With a real shot at winning the six seats they need to take the majority, Senate Republicans invited Christie — whose ability to raise money in the wealthy Acela Corridor is well known — to speak Tuesday at the National Republican Senatorial Committee's winter policy meeting.
"The governor is still very, very popular amongst our donor base and the party," said Rob Jesmer, a former executive director of the NRSC, which hosted the event at the Harvard Club in Manhattan.
For Senate Republicans, the speech came as they gather momentum. In January, the NRSC had its best fundraising performance yet in this election cycle, raising about $4.62 million. Their electoral map is also expanding, thanks in part to help from outside groups like Americans for Prosperity in states like Michigan and Iowa. They'll need all the help they can get because Senate Democrats posted record January fundraising figures as well, hauling $6.55 million.
For Christie, the speech was a chance to meet with donors, candidates, and lawmakers and deliver the message that Republicans can "compete and win in all corners of this country, including blue states," an aide to Christie said.
That might be the case, but Christie definitely faces headwinds at home.
The governor is confronting a barrage of criticism since revelations that a member of his inner circle ordered lane closures on the George Washington Bridge, seemingly for political reasons. The aide has since been fired, but the controversy has angered Garden State Democrats and cost Christie in the polls.
New Jersey Democrats seized on the news that Christie rescheduled a town hall this week — the first since the damaging revelations — but managed to make it to address Senate Republicans. "Governor Christie believes skipping off to New York City to solicit funds takes precedence over accountability. His priorities are seriously out of whack," said New Jersey Democratic State Committee Chairman John Currie in a statement.
In fact, the town hall in Port Monmouth, N.J., was rescheduled to Thursday because Christie delayed the opening of state offices due to a snowstorm.
Christie's appeal as a presidential candidate since the scandal has also taken a dive. In a recent CNN/ORC poll, voters preferred Hillary Clinton by 16 points, a major change from an earlier poll that had shown Christie with a two-point lead.
Christie is also suffering among Republican primary voters, according to the same poll, which showed him tied for third place behind 2008 presidential candidate Mike Huckabee and Sen. Rand Paul of Kentucky. In an earlier poll, Christie led the rest of the field by 11 points.

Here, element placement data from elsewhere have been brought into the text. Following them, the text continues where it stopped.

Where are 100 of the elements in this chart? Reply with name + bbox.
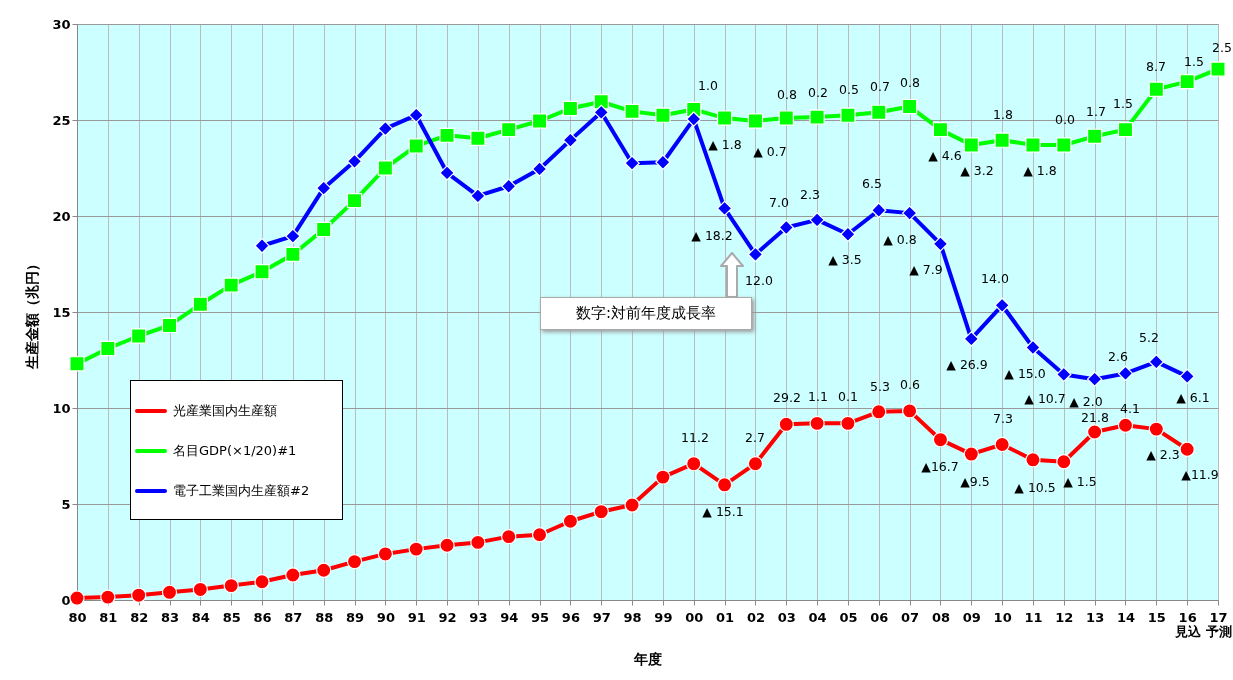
- annotation: ▲ 26.9: [946, 357, 988, 372]
- point: [778, 416, 794, 432]
- point: [1025, 339, 1041, 356]
- annotation: ▲9.5: [960, 474, 990, 489]
- point: [562, 132, 579, 148]
- point: [316, 221, 332, 238]
- x-tick-label: 11: [1024, 609, 1043, 625]
- point: [408, 138, 424, 154]
- x-tick-label: 16 見込: [1173, 609, 1202, 639]
- annotation: 0.2: [808, 85, 828, 100]
- y-tick-label: 0: [61, 592, 71, 608]
- legend-label: 名目GDP(×1/20)#1: [173, 442, 297, 460]
- point: [408, 107, 424, 123]
- point: [1056, 137, 1072, 153]
- annotation: 6.5: [862, 176, 882, 191]
- annotation: ▲ 15.0: [1004, 366, 1046, 381]
- x-tick-label: 12: [1055, 609, 1074, 625]
- annotation: 2.7: [745, 430, 765, 445]
- annotation: 14.0: [981, 271, 1009, 286]
- point: [1117, 365, 1134, 382]
- x-axis-title: 年度: [633, 650, 662, 667]
- point: [901, 98, 918, 115]
- point: [624, 155, 640, 171]
- point: [963, 331, 979, 347]
- y-tick-label: 15: [52, 304, 71, 320]
- point: [501, 528, 517, 545]
- y-tick-label: 5: [61, 496, 71, 512]
- point: [501, 178, 517, 194]
- point: [809, 415, 825, 432]
- point: [346, 192, 363, 209]
- point: [901, 403, 918, 419]
- x-tick-label: 85: [222, 609, 241, 625]
- y-tick-label: 25: [52, 112, 71, 128]
- annotation: ▲11.9: [1181, 467, 1219, 482]
- x-tick-label: 99: [654, 609, 673, 625]
- point: [285, 228, 301, 244]
- x-tick-label: 82: [130, 609, 149, 625]
- x-tick-label: 00: [685, 609, 704, 625]
- point: [871, 202, 887, 218]
- point: [840, 107, 856, 123]
- annotation: 1.0: [698, 78, 718, 93]
- point: [624, 497, 640, 513]
- point: [1025, 452, 1041, 468]
- annotation: 0.6: [900, 377, 920, 392]
- x-tick-label: 86: [253, 609, 272, 625]
- annotation: 1.7: [1086, 104, 1106, 119]
- point: [655, 469, 671, 485]
- x-tick-label: 81: [99, 609, 118, 625]
- annotation: 7.3: [993, 411, 1013, 426]
- point: [686, 456, 702, 472]
- annotation: ▲ 10.5: [1014, 480, 1056, 495]
- point: [69, 590, 85, 606]
- y-tick-label: 30: [52, 16, 71, 32]
- point: [100, 589, 116, 605]
- annotation: 0.7: [870, 79, 890, 94]
- point: [809, 109, 825, 125]
- x-tick-label: 80: [68, 609, 87, 625]
- point: [1179, 441, 1195, 457]
- point: [439, 165, 455, 181]
- annotation: ▲ 6.1: [1176, 390, 1210, 405]
- x-tick-label: 06: [870, 609, 889, 625]
- annotation: 29.2: [773, 390, 801, 405]
- point: [69, 356, 85, 372]
- point: [285, 567, 301, 583]
- point: [778, 110, 794, 126]
- point: [716, 477, 733, 493]
- point: [1179, 368, 1195, 384]
- point: [1117, 417, 1134, 433]
- point: [963, 137, 979, 153]
- point: [994, 297, 1010, 313]
- x-tick-label: 15: [1147, 609, 1166, 625]
- point: [778, 219, 794, 236]
- annotation: 4.1: [1120, 401, 1140, 416]
- point: [809, 212, 825, 228]
- annotation: ▲ 0.7: [753, 144, 787, 159]
- point: [470, 130, 486, 146]
- point: [840, 415, 856, 432]
- annotation: 2.6: [1108, 349, 1128, 364]
- point: [254, 264, 270, 280]
- point: [1148, 421, 1164, 437]
- x-tick-label: 88: [315, 609, 334, 625]
- point: [932, 432, 949, 448]
- x-tick-label: 13: [1086, 609, 1105, 625]
- annotation: 8.7: [1146, 59, 1166, 74]
- point: [470, 188, 486, 204]
- annotation: ▲ 0.8: [883, 232, 917, 247]
- x-tick-label: 83: [160, 609, 180, 625]
- point: [963, 446, 979, 462]
- annotation: ▲ 2.0: [1069, 394, 1103, 409]
- point: [223, 577, 239, 594]
- x-tick-label: 08: [931, 609, 951, 625]
- x-tick-label: 90: [376, 609, 395, 625]
- annotation: ▲ 7.9: [909, 262, 943, 277]
- point: [346, 153, 363, 169]
- annotation: 21.8: [1081, 410, 1109, 425]
- point: [439, 537, 455, 553]
- legend-label: 光産業国内生産額: [173, 402, 277, 420]
- annotation: 5.3: [870, 379, 890, 394]
- point: [1148, 81, 1164, 97]
- x-tick-label: 05: [839, 609, 858, 625]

Despite the decline in the polls, Christie's ability to raise money seems undiminished. As the head of the Republican Governors Association, he crisscrosses the country raising money to help elect Republicans. In Texas earlier this month he helped raise $1.5 million, and in January the RGA hauled in $6 million — a record for that month, according to an RGA spokesperson.
Some say Christie's ability to raise money will help rehabilitate his image in advance of 2016. "Despite what's happened in the past couple of weeks, he is still going to be a very formidable candidate for president," Jesmer said.